Em relação direta ao exposto, Quijano não perde a oportunidade de lançar ataques contra Marx, o materialismo histórico e sua concepção de classes sociais, que acusa de reducionista, visto que “refere-se única e exclusivamente a uma das áreas do poder , o controle do trabalho e de seus recursos e produtos (…) todas as outras instâncias da existência social em que se formam relações de poder entre as pessoas não são consideradas ou são consideradas apenas como derivadas das ‘relações de produção’ e determinadas por eles”. (Quijano, 2007: 113).

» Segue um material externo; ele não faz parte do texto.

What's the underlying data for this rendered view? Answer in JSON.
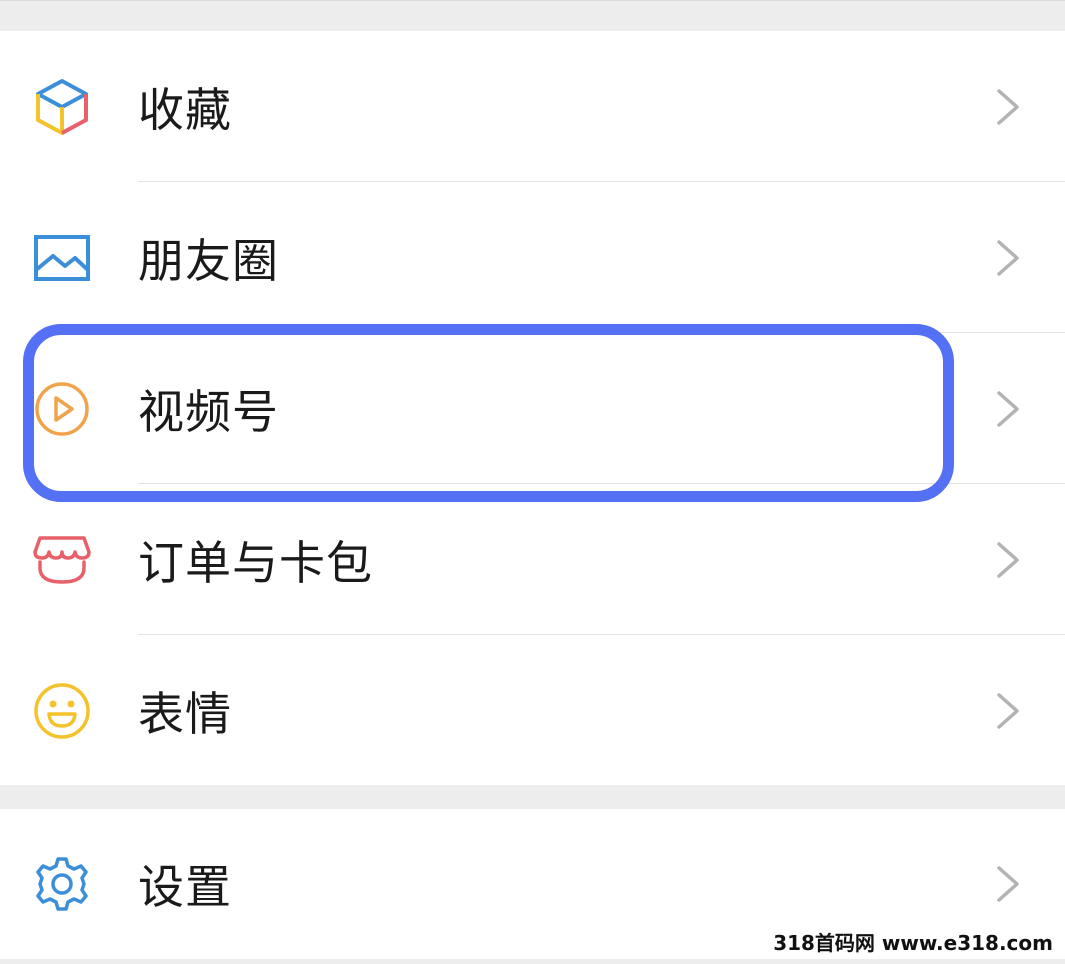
{
  "menu_group_1": [
    {
      "label": "收藏",
      "icon": "favorites-cube-icon"
    },
    {
      "label": "朋友圈",
      "icon": "moments-picture-icon"
    },
    {
      "label": "视频号",
      "icon": "channels-play-icon"
    },
    {
      "label": "订单与卡包",
      "icon": "orders-shop-icon"
    },
    {
      "label": "表情",
      "icon": "sticker-smiley-icon"
    }
  ],
  "menu_group_2": [
    {
      "label": "设置",
      "icon": "settings-gear-icon"
    }
  ],
  "highlighted_item": "视频号",
  "highlight_color": "#5470f5",
  "watermark": "318首码网 www.e318.com"
}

Quijano nunca deixa de nos surpreender com sua completa incompreensão do materialismo histórico! Às vezes temos a impressão de que suas notas sobre o “marxismo” foram obtidas da leitura de um “manual de treinamento político” editado pelo stalinismo soviético da Guerra Fria. Na concepção materialista da história, a produção não é um processo técnico ou unilateral, mas faz parte de uma relação social que opera na interação entre as classes sociais, mais precisamente, nas formas de exploração e opressão social. É por isso que Marx enfatizou que as condições materiais de produção determinam historicamente os seres humanos: diga-me como você produz e eu lhe direi quem você é! Se aderirmos à lógica de Quijano, essa afirmação confirmaria que a categoria das classes sociais é reducionista, visto que a primazia analítica é colocada nas relações de produção, em detrimento de outras esferas da sociedade onde se reproduzem as lutas pelo poder, como a sexualidade e o conhecimento.

Mas o materialismo histórico está longe dessa caricatura  “economicista vulgar” e  unilateral que Quijano e companhia nos oferecem. Para Marx, as relações de produção são a chave estratégica para a compreensão de toda a vida social, que não se limita à esfera das trocas econômicas. Por exemplo, no Manifesto Comunista, Marx e Engels dedicam várias passagens para problematizar a correspondência entre as relações de classe, as ideias e a moralidade das sociedades: por acaso se necessita de uma grande perspicácia para compreender que com toda modificação sobrevinda nas condições de vida, nas relações sociais, na existência social, mudam também as idéias, noções e concepções, em uma palavra, a consciência do homem? (…) As ideias dominantes em qualquer época, nunca foram mais do que as ideias da classe dominante” (Engels e Marx, sem impressão: 96). Mas ambos os autores vão além, pois avançam uma compreensão materialista da opressão das mulheres como produto da família burguesa patriarcal, análise que Engels aprofundará mais adiante em A origem da família, da propriedade privada e do Estado , onde estabelece que a opressão patriarcal das mulheres é produto da divisão social do trabalho entre ricos e pobres12.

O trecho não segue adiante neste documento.